This patient support community is for discussions relating to caregiver issues, advocacy, anger, anxiety, assistive technology, behavior problems,
cancer, community care,
day care,
dementia,
depression, end of life issues, feeling overwhelmed, friends and family,
grief, guilt, health surrogacy, isolation, legal issues, long term planning, nutrition,
stress, transportation,
vacations, and your health.
you are experiencing care giver stress and burnout. You are not taking care of yourself. It is really important that you find time for yourself. This is difficult for many caregivers, especially women, but you need to take care of yourself.
You need to allow yourself down time, fun time. time to enjoy. And you need to do it on a regular basis.
Think of things on a positive note. Get rid of the "I should" and "I must". instead view things with "I choose" and I need"
As far as your mother, she has no control over her condition. what you are feeling is fear and frustration that you cannot control what is happening to her. You may talk to the staff and see if there are times of the day when she is better than other times. You may try to visit during those times, to make it easier on yourself.

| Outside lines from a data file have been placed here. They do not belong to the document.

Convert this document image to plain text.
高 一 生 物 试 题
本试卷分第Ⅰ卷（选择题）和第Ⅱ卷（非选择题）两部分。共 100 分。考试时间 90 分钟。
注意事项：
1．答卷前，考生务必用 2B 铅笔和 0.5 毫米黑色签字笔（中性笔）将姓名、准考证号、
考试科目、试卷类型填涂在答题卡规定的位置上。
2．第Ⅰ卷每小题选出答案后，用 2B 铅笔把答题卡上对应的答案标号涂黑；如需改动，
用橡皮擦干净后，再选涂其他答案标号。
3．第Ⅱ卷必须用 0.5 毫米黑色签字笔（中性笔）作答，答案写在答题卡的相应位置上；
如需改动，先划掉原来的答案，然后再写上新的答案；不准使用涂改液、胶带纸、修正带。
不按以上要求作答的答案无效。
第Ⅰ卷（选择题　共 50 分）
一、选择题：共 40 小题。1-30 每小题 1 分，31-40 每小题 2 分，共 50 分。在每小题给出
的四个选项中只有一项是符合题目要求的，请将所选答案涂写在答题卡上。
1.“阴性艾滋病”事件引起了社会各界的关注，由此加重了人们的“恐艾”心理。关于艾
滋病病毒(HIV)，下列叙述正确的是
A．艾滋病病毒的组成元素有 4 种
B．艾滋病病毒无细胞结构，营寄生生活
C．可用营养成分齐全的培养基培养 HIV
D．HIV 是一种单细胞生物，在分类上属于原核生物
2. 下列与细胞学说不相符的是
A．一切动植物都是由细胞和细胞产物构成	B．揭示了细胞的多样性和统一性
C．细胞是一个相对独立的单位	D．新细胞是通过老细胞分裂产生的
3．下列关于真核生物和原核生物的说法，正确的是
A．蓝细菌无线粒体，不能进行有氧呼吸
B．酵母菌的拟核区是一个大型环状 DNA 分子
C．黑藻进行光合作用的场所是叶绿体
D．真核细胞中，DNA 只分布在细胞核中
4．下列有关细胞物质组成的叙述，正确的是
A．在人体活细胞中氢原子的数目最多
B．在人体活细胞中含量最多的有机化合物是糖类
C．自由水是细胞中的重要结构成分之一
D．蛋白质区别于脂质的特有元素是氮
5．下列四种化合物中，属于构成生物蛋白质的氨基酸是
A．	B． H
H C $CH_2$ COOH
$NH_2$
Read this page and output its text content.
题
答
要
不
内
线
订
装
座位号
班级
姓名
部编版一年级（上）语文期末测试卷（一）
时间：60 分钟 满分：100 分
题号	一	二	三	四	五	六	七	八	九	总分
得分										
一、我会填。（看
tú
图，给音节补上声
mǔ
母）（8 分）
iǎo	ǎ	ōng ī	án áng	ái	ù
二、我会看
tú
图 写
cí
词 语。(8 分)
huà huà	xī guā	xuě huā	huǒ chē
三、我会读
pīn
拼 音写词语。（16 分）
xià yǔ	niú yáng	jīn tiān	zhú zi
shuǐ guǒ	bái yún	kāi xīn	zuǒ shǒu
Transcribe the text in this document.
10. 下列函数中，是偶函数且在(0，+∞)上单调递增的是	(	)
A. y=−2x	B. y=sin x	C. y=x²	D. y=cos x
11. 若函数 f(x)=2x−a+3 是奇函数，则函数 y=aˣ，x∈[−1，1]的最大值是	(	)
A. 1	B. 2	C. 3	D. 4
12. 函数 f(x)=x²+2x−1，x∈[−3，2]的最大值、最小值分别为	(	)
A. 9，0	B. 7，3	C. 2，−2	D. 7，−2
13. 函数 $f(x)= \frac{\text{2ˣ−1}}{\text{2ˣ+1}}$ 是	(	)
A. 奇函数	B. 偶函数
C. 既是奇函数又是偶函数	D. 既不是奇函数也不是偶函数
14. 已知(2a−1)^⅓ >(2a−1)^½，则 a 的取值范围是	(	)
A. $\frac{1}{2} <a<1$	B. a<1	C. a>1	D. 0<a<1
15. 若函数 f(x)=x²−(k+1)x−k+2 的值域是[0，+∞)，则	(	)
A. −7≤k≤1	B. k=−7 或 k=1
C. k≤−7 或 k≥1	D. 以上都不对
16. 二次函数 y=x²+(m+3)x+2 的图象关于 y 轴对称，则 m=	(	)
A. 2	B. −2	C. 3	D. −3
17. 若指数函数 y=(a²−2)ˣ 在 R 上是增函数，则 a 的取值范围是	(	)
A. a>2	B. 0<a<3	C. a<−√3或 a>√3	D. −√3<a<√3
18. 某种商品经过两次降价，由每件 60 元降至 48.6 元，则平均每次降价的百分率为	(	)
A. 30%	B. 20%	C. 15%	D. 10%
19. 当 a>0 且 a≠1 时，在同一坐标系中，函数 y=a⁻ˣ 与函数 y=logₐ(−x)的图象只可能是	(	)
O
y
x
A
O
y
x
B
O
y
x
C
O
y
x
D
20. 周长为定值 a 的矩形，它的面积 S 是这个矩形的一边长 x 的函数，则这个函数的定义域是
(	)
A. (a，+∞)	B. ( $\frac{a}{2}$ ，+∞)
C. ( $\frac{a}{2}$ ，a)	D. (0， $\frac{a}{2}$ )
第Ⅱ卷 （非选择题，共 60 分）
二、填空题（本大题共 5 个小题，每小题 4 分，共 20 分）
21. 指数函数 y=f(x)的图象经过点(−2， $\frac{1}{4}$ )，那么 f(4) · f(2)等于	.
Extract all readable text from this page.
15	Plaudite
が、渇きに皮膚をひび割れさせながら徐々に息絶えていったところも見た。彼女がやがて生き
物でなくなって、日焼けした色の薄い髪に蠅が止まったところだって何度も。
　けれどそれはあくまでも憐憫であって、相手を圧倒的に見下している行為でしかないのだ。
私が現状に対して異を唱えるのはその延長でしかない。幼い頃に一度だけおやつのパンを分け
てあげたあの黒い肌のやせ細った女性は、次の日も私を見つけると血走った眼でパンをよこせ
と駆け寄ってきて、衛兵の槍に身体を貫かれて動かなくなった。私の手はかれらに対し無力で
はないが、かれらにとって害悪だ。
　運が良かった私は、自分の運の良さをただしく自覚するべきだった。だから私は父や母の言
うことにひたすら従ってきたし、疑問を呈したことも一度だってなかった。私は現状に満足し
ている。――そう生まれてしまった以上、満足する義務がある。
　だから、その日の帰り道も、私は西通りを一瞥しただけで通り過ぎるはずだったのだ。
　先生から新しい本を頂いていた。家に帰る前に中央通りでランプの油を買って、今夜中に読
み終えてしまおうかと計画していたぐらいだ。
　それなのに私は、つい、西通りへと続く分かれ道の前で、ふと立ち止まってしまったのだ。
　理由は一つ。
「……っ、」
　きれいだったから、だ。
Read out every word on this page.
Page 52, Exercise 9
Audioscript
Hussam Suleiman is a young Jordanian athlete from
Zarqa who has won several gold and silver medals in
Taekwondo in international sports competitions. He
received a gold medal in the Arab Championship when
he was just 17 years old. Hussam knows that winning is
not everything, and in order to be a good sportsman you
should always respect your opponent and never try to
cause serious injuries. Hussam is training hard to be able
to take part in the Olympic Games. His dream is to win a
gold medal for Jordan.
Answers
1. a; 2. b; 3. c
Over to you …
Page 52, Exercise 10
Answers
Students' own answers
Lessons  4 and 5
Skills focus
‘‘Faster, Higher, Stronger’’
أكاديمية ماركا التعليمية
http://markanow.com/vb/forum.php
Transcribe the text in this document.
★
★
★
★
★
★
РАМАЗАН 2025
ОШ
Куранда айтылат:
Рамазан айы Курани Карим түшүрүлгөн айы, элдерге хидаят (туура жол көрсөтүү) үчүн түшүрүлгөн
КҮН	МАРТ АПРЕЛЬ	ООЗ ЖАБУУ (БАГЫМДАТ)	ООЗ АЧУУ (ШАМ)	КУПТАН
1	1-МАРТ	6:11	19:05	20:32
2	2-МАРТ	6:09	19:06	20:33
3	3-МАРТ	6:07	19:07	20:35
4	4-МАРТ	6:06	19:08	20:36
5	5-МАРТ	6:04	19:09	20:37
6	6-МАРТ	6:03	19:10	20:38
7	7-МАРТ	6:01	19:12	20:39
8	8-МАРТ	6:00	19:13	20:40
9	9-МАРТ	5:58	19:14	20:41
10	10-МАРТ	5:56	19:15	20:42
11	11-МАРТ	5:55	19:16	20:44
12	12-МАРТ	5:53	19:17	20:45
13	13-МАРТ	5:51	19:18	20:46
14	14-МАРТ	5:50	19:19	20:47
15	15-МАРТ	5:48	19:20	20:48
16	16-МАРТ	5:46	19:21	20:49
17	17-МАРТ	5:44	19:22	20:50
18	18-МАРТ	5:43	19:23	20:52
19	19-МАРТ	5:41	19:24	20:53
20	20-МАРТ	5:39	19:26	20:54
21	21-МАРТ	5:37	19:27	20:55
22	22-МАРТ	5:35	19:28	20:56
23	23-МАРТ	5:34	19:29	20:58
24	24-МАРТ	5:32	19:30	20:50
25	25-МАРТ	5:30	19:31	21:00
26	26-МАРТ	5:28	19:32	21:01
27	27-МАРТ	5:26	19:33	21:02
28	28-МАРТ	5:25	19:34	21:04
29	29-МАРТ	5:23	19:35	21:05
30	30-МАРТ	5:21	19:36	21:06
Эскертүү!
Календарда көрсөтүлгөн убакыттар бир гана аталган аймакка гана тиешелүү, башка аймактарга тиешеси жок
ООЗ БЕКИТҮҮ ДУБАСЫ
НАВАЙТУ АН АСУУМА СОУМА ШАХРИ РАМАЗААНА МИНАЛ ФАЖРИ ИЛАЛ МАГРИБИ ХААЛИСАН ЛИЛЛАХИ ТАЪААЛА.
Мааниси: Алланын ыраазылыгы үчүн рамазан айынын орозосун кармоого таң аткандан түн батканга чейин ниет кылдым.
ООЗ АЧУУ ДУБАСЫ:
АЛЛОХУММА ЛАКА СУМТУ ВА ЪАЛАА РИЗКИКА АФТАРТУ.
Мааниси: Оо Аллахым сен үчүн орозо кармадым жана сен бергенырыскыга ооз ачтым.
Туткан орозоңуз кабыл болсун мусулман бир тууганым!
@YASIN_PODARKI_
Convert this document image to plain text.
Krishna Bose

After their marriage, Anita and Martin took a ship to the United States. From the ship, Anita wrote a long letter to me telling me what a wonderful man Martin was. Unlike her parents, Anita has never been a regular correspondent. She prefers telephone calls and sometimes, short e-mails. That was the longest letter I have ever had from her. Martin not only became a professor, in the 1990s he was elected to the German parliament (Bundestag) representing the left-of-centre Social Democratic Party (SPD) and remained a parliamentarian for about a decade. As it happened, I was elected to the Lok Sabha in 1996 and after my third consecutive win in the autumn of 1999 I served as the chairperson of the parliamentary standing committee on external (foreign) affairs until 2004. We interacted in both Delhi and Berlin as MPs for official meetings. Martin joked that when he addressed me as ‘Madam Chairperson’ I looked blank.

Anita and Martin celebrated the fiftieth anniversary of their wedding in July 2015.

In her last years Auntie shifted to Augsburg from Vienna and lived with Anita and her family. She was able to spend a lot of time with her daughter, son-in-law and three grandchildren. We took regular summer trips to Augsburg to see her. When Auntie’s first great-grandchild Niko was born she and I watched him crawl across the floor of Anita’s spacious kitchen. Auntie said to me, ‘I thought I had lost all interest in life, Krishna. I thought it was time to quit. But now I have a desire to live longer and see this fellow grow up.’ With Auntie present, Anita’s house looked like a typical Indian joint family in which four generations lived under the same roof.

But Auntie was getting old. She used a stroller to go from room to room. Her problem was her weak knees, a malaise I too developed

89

you should see if there is a support group at the facility that you can attend. It is difficult seeing your mother in her condition. One thing that you may ask the facility is if they have behavior techniques to redirect her. thsy may come up with some solutions that will make you feel less frustrated and fearful.
Your psych gives you 5 minutes and gives you a script. you need more that. As an individual that suffers from clinical depression, it is important to have the ability to vent and talk to others about our feelings. This is the right place for it, as everyone here has a story and no one here is to judge. hang in there. One day the hollering will stop and there will be quiet. you will either find comfort and relief or sorrow and guilt that the yelling disturbed you. As a caregiver we cannot win. this is truly a guilt producing role. hang in there.